How to compromise a secure website. (Gumblar)

After watching the recent trend of Gumblar and its method of exploitation, you really have to ask yourself "How the hell do you protect your customers from this". Yes, their sever is compromised, But did it occur from a Web Application Vulnerability. Chances are the answer is "No". The majority of cases that I have seen from this recent trend, are all exploited through obtaining the FTP user credentials from a webmaster through their compromised workstation loaded with malware.

Now sitting back and thinking about this method of attack, you can really identify a lot of benefits to this type of exploitation.

1. You could technically compromise a completely secure web application and server. (ya I know, I am being loose on the word secure web application here)
2. For the most part, even if you remove the malicious links, you still need to track down the workstation that is compromised, which would result in a high probability of future compromise.
3. Once the infected workstation is detected, can you really do anything to secure it from this type of attack occurring again?
4. How long are these malicious urls up on the website before a trend is found and is flagged in an application such as Google Safe Browsing?

Sitting back and thinking about this, it is now a little easier for me to understand why an attacker with full FTP credentials to a website, would only go as far to place a small malicious link on their victims pages. There is no complete defacement, and no attempt to discover sensitive information on the webserver. From this you can easily discover the motivation for this type of attack. MONEY!.

I will just link to my last post that contains best practices to assist with prevention and increase security. Here

Botnets spreading their love to webservers, via obtaining FTP Credentials from a malware infected workstation.

A nice little trend has been popping up and is becoming way more than a mere coincidence. Lately, a couple of customers have been calling up stating that their website has been compromised. The trend is usually the same where the good ol' malicious link has been embedded into multiple pages on their website. This trend has been very common with automated SQL injection attacks, but lately SQL injection has not been the culprit. After conducing an investigation, I have been identifying that the issue has been the result of an FTP breach. Now I have seen this method of breach occur in the past with the .htaccess file being modified (see previous post)
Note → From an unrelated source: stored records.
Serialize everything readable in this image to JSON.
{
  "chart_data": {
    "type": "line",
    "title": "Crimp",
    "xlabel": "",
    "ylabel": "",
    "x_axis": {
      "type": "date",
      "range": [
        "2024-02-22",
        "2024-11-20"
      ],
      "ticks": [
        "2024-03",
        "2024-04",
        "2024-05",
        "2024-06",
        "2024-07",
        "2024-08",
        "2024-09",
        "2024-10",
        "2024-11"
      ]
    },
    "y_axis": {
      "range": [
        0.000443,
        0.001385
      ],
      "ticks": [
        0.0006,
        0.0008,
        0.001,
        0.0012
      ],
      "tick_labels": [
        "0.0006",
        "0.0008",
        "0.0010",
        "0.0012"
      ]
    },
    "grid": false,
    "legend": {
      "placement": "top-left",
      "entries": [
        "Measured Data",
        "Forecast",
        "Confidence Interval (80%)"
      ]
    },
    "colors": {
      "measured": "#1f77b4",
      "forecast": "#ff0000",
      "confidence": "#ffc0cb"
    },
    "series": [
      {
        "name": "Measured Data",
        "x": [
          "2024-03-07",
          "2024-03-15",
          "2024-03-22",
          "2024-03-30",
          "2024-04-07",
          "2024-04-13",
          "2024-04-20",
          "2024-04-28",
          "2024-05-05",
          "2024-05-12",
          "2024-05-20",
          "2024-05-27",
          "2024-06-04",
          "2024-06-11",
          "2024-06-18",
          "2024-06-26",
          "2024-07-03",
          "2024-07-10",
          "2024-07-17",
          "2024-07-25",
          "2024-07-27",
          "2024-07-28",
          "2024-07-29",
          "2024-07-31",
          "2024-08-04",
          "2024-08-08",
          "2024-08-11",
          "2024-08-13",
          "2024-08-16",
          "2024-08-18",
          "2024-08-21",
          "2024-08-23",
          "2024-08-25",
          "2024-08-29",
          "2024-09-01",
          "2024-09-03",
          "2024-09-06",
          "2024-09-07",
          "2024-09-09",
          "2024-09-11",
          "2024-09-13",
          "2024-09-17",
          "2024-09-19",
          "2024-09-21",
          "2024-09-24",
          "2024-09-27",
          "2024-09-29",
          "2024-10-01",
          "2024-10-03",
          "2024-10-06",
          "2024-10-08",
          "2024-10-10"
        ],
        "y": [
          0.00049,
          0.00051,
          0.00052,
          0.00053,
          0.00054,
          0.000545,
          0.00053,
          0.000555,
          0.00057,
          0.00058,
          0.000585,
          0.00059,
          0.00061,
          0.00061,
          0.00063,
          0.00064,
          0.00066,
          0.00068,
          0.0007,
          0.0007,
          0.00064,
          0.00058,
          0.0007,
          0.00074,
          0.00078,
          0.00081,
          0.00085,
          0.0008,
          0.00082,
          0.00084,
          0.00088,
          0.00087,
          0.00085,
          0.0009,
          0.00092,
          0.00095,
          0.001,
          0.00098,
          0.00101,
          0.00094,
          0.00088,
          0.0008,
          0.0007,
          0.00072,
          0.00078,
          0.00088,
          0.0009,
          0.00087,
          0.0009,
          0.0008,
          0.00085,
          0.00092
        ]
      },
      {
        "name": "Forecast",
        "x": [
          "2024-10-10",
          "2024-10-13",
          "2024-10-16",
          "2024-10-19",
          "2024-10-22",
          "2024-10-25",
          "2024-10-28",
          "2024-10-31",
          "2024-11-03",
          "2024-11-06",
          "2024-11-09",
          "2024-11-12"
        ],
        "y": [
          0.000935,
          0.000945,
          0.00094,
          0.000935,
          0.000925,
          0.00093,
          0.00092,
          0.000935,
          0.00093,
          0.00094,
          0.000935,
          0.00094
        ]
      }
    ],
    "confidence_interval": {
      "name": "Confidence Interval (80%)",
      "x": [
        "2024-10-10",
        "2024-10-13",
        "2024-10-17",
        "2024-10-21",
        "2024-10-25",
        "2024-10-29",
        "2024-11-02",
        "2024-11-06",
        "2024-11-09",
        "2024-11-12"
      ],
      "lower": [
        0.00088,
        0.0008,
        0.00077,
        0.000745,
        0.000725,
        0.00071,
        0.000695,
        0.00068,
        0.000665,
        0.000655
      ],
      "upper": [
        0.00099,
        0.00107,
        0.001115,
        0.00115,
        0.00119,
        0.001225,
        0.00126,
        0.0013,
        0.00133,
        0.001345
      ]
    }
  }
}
When an FTP breach usually occurs, you start running the customer through the traditional. Do you use strong passwords, do you change your password regularly, how many users share the login/pass in question, is your FTP application up to date with the latest security related patches? All of these have been coming back with an answer supplied that tend to rule out a possible exploit.

Now, I find that there are a lot of interesting things here, so I will try to remember all of the ones of the top of my head.

So far, I have seen 3 possible methods of exploitation.
1. The users FTP credentials are being compromised through malware installed on the clients workstation.
2. The FTP user credentials can be sniffed via plain text authentication.
3. The user is using weak FTP passwords, and can be brute forced (although I do not see any brute forcing in the FTP log files, I will still leave it open as a possibility)

While all of the instances that I have seen, look like they have been coming from malware installed on the clients workstation, I am a security analyst and always recommend solutions to cover all bases of possible methods of exploitation.

So what I find really interesting, is that an attacker/hacker has your FTP credentials, and all that they are doing, is embedding a link onto your website. I do not see any actions of defacement, installing backdoors, or attempting to obtain sensitive information. To me, this is quite odd. These are not hackers who are looking to create a name for themselves or trying to steal CC info out of your database. These are hackers, who are trying to spread their infection by crawling over the top of the single user, and passing their tactics onto your webserver to assist with growth.

I feel that this trend is very interesting because it further backs up the Security Professionals opinion that Botnets are evolving and becoming very specific on their objective and method of exploitation.

I will close out this post with recommendations to the client on what they can do to help secure the issue and assist with identifying the method of exploitation.

1. Change FTP user credentials often using strong passwords.
2. Hand out individual FTP credentials to anyone accessing the FTP server. This will assist with identifying where the FTP credentials are being leaked and is just good security practices. You will also want to remove all users who do not need access to the webserver.
3. Use a secure FTP server and client application. This will prevent the FTP authentication from being passed in plain text. Make sure you update your FTP server/client application to the most recent version or patch with all recent security related patches.
4. Run an anti-virus and malware detection tool on all workstations regularly.
5. Review FTP log files regularly looking for unauthorized authentication.


and the bonus question
.
Why is there not a popular application that exists or addon built into an ftp server, cpanel or plesk that notifies the client if a file has been added or modified within their account. This would prevent out of the ordinary modifications or new files from going unnoticed? And if there is one, why is it not in widespread use?